En fait, ce titre a été d’abord celui d’une nouvelle de science-fiction, rédigée par Lewis Padgett (pseudonyme sous lequel signait le couple américain Catherine L. Moore et Henry Kuttner) que notre bonne vieille télévision nationale a cru bon d’adapter au temps heureux où, malgré des échecs, elle menait une vraie politique de création. Notons d’ailleurs que le texte d’origine a été scénarisé par François-Régis Bastide et que la dramatique fut présentée lors de sa première diffusion par Marcel Brion, de l’Académie française. C’est dire l’ambition de l’œuvre !…
Et pourtant, le résultat n’est peut-être pas à la hauteur des espérances que pourraient susciter en moi les références précitées et mon goût pour l’imagination subversive. Je vais donc, la larme à l’œil, traiter comme un navet Tout spliques étaient les Borogoves.
Ça commence dans un planétarium où, accompagnés par leur papa, un grand (enfin, disons onze ans) frère, Philippe, et sa sœurette, Sylvie, assistent à une conférence commentant la voûte céleste projetée sur écran panoramique. Contrairement à Pascal, le silence de ces espaces infinis n’effraie aucunement les deux moutards, d’autant plus que le conférencier s’exclame, lyrique : « Nous sommes au début de l’investigation de la pluralité des mondes ! Qui sait quelles découvertes nous y ferons ? »
En tout cas, cette séance au planétarium a fonctionné chez les deux enfants comme une révélation autrement plus sidérante que celle du Buisson Ardent pour Moïse. Ils en sont tout chamboulés. Et, coïncidence cosmique, en rentrant de son collège, Philippe trouve dans la neige, un artefact mystérieux qui tient du chauffe-eau et de la cocotte SEB. Philippe ouvre la cocotte et en extrait des merveilles : des fils de fer vaguement torsadés, des ressorts multicolores, des bouilloires en aluminium percées de trous, des trucs qui clignotent, et une poupée étrange qui fait clic-clac quand on la touche. Bon sang, mais c’est bien sûr, il s’agit de haute technologie extra-terrestre. Lesquels extra-terrestres ont, malgré les distances sidérales, repéré les deux petiots. Ils les ont trouvés bien sympathiques et souhaitent manifestement qu’ils s’installent chez eux.
Sylvie et Philippe en sont ravis.

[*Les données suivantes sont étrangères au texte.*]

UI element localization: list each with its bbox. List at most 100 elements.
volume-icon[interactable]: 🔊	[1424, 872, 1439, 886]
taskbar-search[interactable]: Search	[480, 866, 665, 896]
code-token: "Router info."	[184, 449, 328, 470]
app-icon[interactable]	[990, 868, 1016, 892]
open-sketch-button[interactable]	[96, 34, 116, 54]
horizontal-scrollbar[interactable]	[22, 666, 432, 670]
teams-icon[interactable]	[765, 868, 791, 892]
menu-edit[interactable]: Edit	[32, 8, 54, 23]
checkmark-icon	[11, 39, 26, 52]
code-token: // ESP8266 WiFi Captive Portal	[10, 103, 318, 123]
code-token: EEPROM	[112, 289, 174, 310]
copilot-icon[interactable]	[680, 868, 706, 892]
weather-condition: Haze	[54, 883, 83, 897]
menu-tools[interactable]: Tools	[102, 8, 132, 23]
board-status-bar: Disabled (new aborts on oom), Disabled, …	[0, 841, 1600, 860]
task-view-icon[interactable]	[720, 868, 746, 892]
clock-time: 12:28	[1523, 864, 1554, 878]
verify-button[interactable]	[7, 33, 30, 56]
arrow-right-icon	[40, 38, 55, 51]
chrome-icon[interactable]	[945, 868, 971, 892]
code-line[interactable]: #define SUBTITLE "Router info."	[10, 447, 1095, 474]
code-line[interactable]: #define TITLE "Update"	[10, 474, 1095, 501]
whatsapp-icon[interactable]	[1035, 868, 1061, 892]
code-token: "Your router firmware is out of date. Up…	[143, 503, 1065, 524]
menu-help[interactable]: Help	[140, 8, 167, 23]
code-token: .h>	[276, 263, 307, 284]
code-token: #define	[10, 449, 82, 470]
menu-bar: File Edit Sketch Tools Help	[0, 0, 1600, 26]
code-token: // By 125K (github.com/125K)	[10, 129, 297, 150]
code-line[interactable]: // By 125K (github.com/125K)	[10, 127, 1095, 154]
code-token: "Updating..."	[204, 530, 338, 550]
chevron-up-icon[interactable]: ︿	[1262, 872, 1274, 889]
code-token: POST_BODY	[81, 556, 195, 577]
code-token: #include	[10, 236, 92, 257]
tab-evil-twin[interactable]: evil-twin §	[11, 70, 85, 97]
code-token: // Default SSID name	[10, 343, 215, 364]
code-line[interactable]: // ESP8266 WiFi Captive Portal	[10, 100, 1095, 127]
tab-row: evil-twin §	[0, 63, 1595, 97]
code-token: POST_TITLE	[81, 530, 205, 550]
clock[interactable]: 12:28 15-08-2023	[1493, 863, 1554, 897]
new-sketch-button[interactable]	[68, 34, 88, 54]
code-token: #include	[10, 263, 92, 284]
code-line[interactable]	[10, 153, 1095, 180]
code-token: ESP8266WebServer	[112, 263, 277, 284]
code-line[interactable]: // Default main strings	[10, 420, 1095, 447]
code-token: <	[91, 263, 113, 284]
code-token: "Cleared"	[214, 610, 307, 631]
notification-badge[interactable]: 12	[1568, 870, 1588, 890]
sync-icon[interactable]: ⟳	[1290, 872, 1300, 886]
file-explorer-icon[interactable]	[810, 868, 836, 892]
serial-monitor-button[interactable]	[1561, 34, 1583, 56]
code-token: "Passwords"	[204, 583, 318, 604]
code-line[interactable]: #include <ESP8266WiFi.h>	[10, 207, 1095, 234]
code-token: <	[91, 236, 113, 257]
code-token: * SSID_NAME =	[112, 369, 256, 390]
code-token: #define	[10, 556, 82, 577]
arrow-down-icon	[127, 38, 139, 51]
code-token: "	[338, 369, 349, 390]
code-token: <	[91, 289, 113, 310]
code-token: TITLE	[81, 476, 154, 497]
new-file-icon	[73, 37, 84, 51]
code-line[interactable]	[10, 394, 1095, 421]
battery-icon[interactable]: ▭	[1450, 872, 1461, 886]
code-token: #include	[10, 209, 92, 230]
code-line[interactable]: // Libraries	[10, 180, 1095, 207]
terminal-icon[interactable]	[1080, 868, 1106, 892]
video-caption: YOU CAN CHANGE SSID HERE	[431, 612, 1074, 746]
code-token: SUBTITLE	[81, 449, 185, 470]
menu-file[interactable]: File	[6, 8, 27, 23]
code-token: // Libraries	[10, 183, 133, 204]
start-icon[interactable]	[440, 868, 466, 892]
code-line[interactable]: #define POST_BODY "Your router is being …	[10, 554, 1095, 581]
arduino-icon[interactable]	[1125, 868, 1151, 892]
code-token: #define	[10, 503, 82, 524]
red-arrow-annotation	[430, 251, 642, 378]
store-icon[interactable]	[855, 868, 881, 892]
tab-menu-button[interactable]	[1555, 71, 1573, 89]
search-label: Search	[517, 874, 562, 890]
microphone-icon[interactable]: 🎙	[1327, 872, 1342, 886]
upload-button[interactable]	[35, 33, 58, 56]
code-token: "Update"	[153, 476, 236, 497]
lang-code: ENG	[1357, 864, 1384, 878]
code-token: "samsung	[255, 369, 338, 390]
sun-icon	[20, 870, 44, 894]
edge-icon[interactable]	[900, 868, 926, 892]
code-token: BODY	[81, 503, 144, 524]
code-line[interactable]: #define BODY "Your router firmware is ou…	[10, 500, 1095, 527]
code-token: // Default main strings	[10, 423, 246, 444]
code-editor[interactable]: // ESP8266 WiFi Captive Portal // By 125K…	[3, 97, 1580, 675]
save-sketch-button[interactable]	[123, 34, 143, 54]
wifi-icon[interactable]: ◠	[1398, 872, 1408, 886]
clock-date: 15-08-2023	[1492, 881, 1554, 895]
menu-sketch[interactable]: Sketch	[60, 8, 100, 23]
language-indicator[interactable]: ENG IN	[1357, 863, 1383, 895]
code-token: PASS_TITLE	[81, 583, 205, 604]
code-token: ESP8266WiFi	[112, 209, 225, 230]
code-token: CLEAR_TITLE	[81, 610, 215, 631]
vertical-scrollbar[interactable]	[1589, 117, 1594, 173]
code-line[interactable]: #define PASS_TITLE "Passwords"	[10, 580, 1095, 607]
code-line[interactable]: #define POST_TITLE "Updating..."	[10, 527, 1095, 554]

Car de surcroît ils seront ainsi débarrassés de leurs parents qui tiennent un hôtel de montagne (d’où la neige évoquée plus haut) et qui ne pensent, pour l’une, qu’à aller chez le coiffeur ou la couturière, pour l’autre, qu’à bétonner les cimes et à installer un snack à 2000m d’altitude. Alors, avec les objets insolites trouvés dans la capsule bizarroïde, les bambins installent dans leur chambre un réseau labyrinthique lequel va devenir un itinéraire vers un ailleurs qui finira par les aspirer.
Constatant leur disparition, le père s’écriera, désespéré : « Mes enfants où êtes-vous ? Répondez-moi, mes petits ! » Pas la peine de hurler, pingouin, si tu avais été moins con, ils seraient peut-être restés !
Alors, film délicatement subversif ou navet interplanétaire ? A vous de trancher, lecteurs émérites !
Michel Erre
Références : Tout spliques étaient les Borogoves
Interprètes : Eric Damain, Laurence Debia, Malka Ribowska, William Sabatier, Madeleine Ozeray, Jean-Roger Caussimon.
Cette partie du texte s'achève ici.